Jordan kills three, arrests five others in 'terror raid'

Jordan kills three, arrests five others in 'terror raid'
Three militants were killed, five others arrested after a shootout on Saturday left three members of Jordan's security forces dead, a day after an officer died in a bomb blast.
2 min read
12 August, 2018
The shootout came after a home-made bomb exploded on Friday [Getty]

Three "terrorists" were killed and five others have been arrested by Jordanian security forces during a raid, after an officer was killed in a bomb blast on the outskirts of the capital, the government said Sunday.

Gunmen killed three members of Jordan's security forces in a shootout on Saturday during a raid on a "terrorist" cell a day after an officer died in a rare bomb blast.

Government spokesperson Jumana Ghneimat said that a joint unit of special forces, police and army troops raided a house in the town of Salt northwest of Amman in search of a suspected "terrorist cell".

Three members of the security forces were killed in a shootout with gunmen holed up in a building, she added.

"The suspects refused to surrender and opened heavy fire toward a joint security force," Ghneimat said in a statement.

The suspects also "blew up the building in which they were hiding, and which they had booby-trapped earlier", she said.

Ghneimat said in an update early Sunday, that the three bodies as well as automatic weapons were found under the rubble of the building, a four-storey block of apartments.

She added that two other "terrorists" were arrested, bringing the total number of people detained in Salt since Saturday to five.

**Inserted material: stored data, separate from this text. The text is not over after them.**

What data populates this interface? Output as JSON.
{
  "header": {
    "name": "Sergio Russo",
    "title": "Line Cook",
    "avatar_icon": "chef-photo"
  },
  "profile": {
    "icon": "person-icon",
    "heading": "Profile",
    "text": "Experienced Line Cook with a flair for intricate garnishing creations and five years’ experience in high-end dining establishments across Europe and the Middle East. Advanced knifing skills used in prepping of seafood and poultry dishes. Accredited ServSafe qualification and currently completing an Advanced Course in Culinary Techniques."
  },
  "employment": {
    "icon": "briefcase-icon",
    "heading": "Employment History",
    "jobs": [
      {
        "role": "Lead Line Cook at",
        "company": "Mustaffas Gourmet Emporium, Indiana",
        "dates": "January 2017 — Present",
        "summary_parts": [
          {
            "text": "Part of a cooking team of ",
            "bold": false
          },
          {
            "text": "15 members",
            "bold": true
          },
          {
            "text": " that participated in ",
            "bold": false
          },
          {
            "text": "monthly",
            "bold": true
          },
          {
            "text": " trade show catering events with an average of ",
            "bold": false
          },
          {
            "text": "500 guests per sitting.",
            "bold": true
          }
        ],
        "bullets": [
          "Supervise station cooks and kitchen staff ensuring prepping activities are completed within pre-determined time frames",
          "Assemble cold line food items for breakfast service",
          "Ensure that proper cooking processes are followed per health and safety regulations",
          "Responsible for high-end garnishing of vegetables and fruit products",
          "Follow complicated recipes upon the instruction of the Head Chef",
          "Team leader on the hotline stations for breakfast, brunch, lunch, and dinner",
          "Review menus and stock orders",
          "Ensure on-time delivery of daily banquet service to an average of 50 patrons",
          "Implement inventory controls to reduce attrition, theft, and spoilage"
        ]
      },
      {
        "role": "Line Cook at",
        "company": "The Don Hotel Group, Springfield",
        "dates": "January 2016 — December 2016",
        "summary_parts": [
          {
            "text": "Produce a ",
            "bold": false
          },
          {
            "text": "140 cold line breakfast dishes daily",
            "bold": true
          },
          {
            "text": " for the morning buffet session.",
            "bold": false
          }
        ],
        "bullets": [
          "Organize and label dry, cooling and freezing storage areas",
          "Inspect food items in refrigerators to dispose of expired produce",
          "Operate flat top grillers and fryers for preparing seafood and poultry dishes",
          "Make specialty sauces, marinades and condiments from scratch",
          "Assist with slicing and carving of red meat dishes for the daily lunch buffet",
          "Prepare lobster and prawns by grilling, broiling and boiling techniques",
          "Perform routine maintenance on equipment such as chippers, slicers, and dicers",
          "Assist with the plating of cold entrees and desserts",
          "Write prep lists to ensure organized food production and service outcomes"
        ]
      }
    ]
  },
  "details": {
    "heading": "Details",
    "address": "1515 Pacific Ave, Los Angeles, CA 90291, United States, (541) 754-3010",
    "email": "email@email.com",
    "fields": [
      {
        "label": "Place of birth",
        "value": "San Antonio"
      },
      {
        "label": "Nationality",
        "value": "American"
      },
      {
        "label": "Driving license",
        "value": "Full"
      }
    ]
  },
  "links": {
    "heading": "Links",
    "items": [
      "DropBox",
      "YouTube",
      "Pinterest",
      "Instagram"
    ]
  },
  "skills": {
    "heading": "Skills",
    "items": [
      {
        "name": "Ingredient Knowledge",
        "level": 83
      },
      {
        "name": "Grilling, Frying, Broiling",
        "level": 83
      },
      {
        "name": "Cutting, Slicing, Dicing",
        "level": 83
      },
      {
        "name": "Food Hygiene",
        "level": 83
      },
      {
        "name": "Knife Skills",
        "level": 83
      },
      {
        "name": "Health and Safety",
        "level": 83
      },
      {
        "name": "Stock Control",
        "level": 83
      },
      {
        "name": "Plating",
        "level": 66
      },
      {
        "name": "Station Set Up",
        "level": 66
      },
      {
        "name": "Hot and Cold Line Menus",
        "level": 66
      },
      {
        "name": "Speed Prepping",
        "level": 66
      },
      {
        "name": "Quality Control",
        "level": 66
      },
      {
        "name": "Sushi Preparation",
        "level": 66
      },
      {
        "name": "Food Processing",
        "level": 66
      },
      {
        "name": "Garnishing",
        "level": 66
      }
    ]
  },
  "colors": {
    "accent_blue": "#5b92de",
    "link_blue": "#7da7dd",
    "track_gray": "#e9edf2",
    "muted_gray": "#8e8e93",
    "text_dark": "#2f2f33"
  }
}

The suspects also "blew up the building in which they were hiding, and which they had booby-trapped earlier", she said, adding that part of the building "collapsed" during the raid.

Local Jordanian media, quoting medical sources in Salt, said around 20 people were wounded in the operation.

There was no immediate claim of responsibility for Friday's bomb blast, which also wounded six other members of the patrol in al-Fuhais, a mostly Christian town west of Amman.

The identities of the suspects were not known.

One of the members of the security forces wounded during the raid was in "critical condition", Ghneimat said

"A clean-up operation is still under way," she said, adding that units of the civil defence were at the scene to assess the damage at the building and sift through the rubble.